Lena Pack’s “Three Musicians” and “Grandma” are among her works of art on display in Beth-El Congregation’s boardroom through the end of April.
“The Legacy of Lena Pack” marks the beginning of Beth-El Congregation’s 2019 Art Exhibit program. Pack was a Bedford painter, sculptor, colorist, printmaker and art teacher; her art will fill the walls of the Beth-El boardroom through the end of April.
Beth-El Congregation will host a combined Shabbat service with Congregation Beth Shalom at 7:30 p.m. Friday, Jan. 11, followed by a reception for many of Pack’s friends and admirers to view the exhibit.
Pack, who died in 2016 at age 88, was both a congregant and a longtime religious school teacher at Arlington’s Beth Shalom. Raised in New York City, she was the daughter of an engraver and attended a high school for the visual arts. Later, while working at Saks Fifth Avenue in New York, she met and married a Jewish man, Isaac Pack. Widowed at a relatively young age, she subsequently converted to Judaism and worked as a travel agent and a nurse.

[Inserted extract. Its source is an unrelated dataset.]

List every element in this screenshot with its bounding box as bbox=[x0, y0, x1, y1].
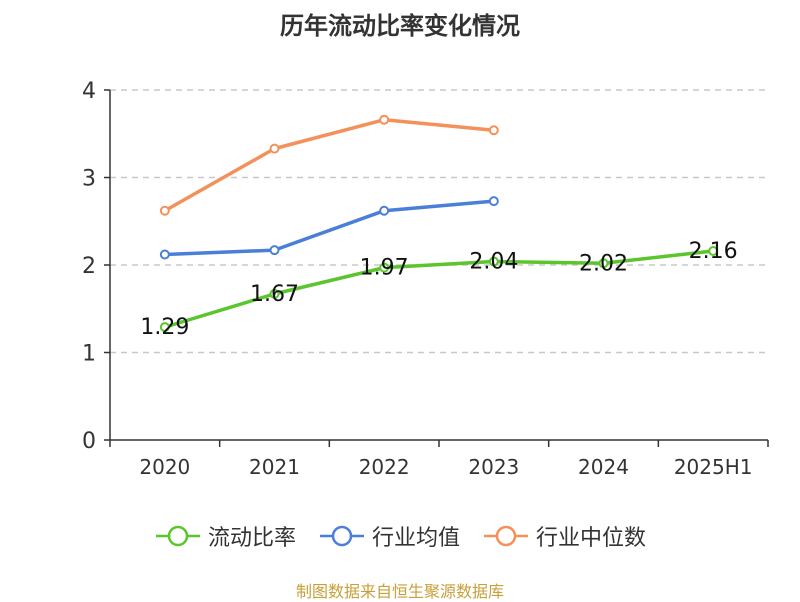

Upon retiring, she took up art and moved to Bedford in the early 1990s to care for her ailing sister. Although she was a painter, sculptor and printmaker, painting was her primary form of visual expression and way to tell a story. Inspired by family, friends, Judaism and her travels, her paintings were signed L.I. Pack, the “I” in memory of her husband, Isaac.
For nearly three decades, her work was showcased at numerous galleries in Texas, culminating with displays at her studio in the Stock Yards Rodeo Plaza Art Gallery. There, she sold her collages, drawings and intensely colorful canvases. For admirers with little money to spend, Pack turned reproductions of her work into note cards.
Pack’s many friends each have several of her works of art in their homes. “Her identity was synonymous with her art,” close friend Christine Posnock said.
In an artist’s statement, Pack said of herself: “Painting has always been my primary visual expression…Fantasy, childhood, mythology, and primitive innocence are all grist for my imaginative mill…I am compelled to embody texture on canvas and to explore that fascination with sculpture, collage, print making and fabric art…I fortify my colorist approach with strong design elements. The content is determined by my feeling for the subject. When the feeling has been truly expressed, it is evident to all. Ultimately, my responsibility is to be true to my vision.”